Monday, October 28, 2013

Adolescence is a Powerful Force

Carrie
Directed by Kimberly Peirce
Three Stars

By Rollan Schott

One of the interesting aspects of Brian De Palma’s “Carrie”, the 1976 horror classic about repressed sexuality and the power of femininity, was that it was written (novel and screenplay) and directed by men. It’s an odd band to be writing a feminist anthem, but what De Palma’s “Carrie” became, amidst the whir of testosterone involved in the production, was a parable about the Darwinian cruelty of high school and, perhaps more importantly, a paranoid allegory of masculine insecurity, of the buried power of the women that a male-centric society dares to subjugate. It worked both as a sardonic revenge fantasy and as a cautionary tale, and felt all the more dangerous and startling for managing both.


Kimberly Peirce’s remake of the famed Stephen King novel, of the tortured high school senior with untamed telekinetic powers, is not nearly as audacious the feat that De Palma’s was, but it does enjoy the distinct advantage of having been made by a woman, an worthwhile perspective for this material, and one that makes this an intriguing thriller in its own right, if you can forgive the long shadow of the predecessor that shrouds it. Peirce’s film is more product than De Palma’s, glossier, heavier on surfaces but with less visceral unease. She has effectively graduated this material from low-budget cult bait to full on pop art, and if it doesn't have the immediate potency of De Palma’s, its accessibility does make some of this story’s basic themes, such as the way Carrie’s developing powers act as a basic parallel for mysterious and powerful changes her body is enduring, more available.

But what Peirce’s and De Palma’s films do have in common are the strength and courage of their lead performances, here Chloe Grace Moretz in the titular role and Julianne Moore as her domineering and dysfunctionally religious mother. This is acting without a net, and one should stop to appreciate the hubris necessary to take on roles so perilously close to the absurd, to step so far out on to the edge and fight back the vertigo. Moore especially, as Carrie’s mother, is misogynist in a fetishistic way, dwelling relentlessly on the deep-seated contempt for women in Christian texts. She self-mutilates, thumping her head on walls and smacking her temples with coiled fists, punishing herself ceaselessly for the child she born out of wedlock. She moves obliviously about her house in a servile daze. Hers is a ridiculous character, but Moore sells it with vigor, and with a director who seems to understand horror’s proximity to comedy the effect is more upsetting than laughable.

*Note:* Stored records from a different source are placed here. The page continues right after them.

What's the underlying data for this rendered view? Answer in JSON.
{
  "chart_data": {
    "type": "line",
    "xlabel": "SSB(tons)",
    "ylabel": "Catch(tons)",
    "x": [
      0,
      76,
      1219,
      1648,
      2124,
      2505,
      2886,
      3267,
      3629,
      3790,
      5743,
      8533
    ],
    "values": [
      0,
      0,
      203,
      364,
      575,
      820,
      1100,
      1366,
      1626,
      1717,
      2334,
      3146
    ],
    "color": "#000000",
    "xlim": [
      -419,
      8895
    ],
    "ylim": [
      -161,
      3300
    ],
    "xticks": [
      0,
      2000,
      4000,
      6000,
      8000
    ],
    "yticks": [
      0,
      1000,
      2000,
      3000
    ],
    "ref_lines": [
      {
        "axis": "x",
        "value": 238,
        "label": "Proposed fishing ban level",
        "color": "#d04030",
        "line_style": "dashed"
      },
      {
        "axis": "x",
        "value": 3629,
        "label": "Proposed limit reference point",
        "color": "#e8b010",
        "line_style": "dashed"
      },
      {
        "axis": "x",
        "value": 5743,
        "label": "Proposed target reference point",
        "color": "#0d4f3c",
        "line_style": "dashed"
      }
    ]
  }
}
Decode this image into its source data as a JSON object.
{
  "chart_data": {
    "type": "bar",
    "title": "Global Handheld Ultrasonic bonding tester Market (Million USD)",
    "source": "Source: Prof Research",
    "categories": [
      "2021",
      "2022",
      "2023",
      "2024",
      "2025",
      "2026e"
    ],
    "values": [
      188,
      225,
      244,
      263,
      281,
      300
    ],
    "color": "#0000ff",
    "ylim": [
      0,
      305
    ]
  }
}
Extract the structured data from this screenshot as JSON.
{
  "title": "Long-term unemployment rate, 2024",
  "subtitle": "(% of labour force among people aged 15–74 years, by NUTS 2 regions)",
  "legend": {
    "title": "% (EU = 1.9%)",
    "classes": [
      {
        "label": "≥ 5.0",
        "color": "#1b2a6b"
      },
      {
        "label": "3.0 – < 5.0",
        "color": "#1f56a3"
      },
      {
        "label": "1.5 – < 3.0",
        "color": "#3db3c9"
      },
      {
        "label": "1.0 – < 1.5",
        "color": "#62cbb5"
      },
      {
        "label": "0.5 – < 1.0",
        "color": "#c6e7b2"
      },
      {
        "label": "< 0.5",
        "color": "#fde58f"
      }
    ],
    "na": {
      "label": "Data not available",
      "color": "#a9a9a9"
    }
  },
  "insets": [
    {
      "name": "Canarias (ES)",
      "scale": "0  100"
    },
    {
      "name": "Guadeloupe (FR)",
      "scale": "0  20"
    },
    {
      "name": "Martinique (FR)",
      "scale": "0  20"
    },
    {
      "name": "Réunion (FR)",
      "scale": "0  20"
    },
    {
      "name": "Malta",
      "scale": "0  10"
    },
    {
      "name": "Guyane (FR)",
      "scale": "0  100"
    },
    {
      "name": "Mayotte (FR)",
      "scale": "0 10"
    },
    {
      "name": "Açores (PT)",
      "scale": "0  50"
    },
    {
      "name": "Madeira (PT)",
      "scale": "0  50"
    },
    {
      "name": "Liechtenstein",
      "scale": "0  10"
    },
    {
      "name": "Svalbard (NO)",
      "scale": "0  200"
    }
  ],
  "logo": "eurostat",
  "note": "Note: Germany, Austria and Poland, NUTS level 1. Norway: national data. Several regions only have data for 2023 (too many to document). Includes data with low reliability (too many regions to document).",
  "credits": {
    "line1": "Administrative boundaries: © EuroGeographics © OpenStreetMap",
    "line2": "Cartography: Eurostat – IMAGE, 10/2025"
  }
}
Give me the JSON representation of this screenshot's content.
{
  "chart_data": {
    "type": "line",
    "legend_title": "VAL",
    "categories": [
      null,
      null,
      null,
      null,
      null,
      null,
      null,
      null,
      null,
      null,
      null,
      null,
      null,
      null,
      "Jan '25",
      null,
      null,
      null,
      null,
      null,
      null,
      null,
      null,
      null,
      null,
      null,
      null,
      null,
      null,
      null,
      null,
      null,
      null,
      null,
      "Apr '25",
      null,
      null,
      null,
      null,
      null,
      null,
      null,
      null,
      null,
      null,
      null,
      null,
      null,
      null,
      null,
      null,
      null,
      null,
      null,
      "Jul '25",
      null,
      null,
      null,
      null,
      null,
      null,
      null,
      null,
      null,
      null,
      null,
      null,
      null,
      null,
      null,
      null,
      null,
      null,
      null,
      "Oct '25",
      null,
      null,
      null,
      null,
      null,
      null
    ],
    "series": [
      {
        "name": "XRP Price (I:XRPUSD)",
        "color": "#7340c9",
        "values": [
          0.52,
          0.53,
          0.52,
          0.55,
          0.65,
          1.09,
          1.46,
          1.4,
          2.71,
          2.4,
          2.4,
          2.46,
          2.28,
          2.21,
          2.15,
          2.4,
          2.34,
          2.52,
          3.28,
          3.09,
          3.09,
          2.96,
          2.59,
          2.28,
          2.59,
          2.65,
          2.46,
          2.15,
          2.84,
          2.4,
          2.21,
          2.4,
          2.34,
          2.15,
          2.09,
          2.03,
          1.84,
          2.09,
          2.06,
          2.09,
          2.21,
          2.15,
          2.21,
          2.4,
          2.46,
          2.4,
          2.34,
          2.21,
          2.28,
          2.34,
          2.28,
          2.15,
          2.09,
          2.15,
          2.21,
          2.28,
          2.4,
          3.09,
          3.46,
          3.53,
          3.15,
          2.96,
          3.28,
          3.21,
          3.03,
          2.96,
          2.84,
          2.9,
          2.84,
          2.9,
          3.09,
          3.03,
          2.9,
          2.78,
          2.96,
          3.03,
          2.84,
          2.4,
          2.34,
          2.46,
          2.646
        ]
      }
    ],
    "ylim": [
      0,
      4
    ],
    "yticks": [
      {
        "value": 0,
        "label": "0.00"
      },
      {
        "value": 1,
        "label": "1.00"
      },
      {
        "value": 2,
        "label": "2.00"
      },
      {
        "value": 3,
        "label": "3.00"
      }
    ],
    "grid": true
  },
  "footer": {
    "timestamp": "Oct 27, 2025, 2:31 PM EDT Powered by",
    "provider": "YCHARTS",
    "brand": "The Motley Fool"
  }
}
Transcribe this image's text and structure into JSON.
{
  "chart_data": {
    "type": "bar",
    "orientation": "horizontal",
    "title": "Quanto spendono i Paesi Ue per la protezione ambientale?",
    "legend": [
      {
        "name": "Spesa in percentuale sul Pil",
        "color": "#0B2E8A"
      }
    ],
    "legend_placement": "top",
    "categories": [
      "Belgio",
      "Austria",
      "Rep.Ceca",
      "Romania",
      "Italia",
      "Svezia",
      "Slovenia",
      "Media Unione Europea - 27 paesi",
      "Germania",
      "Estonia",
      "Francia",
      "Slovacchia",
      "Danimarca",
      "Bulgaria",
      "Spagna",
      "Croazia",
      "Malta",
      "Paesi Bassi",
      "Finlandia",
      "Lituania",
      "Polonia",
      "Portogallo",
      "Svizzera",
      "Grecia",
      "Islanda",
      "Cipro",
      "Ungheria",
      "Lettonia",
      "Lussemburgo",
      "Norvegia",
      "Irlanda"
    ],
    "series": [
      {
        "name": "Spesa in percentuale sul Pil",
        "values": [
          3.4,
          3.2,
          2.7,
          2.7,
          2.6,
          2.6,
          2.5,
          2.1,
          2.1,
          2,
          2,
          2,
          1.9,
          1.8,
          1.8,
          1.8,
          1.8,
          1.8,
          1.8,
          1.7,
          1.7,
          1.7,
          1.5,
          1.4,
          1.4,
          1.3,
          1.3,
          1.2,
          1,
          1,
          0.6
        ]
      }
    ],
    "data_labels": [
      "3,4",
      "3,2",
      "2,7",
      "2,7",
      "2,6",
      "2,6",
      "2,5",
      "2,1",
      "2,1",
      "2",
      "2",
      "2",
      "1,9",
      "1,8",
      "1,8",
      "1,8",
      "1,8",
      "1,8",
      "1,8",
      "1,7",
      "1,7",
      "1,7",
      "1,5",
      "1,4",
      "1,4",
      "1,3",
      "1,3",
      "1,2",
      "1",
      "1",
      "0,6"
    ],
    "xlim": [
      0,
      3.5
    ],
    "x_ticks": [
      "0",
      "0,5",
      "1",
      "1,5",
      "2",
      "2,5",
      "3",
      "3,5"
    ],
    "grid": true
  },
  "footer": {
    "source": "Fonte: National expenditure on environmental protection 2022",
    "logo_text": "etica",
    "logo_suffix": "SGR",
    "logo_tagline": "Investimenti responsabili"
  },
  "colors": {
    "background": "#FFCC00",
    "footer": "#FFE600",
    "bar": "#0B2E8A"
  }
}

And then there’s Moretz, who already at 16 has produced a wealth of performances within material that should seem taxing to her maturity. Since having faced down a psychopathic Ryan Reynolds in “The Amityville Horror” in 2005, she has turned up in “Texas Killing Fields”, the dark vampire film “Let Me In”, the ultra-violent “Kick-Ass” and its sequel, and now here, where the very youth she seems to have sidestepped for her career is itself upon the sacrificial altar. Sissy Spacek, in her iconic performance from the original film, was impish and pasty, withdrawn in a manic and terrified way. But Moretz’ Carrie is a pitifully pretty, forlorn loner, a girl for whom the revelation of her exquisite beauty on prom night is startling to everyone but us, because the waning of her innocence had already provoked an inevitable sympathy.


But Carrie was invisible, her attractiveness hiding in plain site. Her isolation was not suffocating but empty, and baffling in a superficial and materialistic high school culture where pretty girls like Carrie should enjoy an effortless celebrity. Early in the film she is informed frankly, after her traumatic and humiliating first period in the locker room, that she’s a “woman” now. It is a charge applied prematurely, mistakenly equating a girl’s maturity with her sexual development, and it is that very misunderstanding, of that turbulent whirlwind of late adolescence, that this film is predicated on. “Carrie” is an affecting allegory for the terrifying powers of sexuality, and the uncharted mysteries of puberty, and the way that that confusion manifests itself as insecurity and is expelled outward like a violent quasar into a society ill-equipped to support it. Carrie is but one, but she is also, articulately, that society, her power our fear, her fear our regret.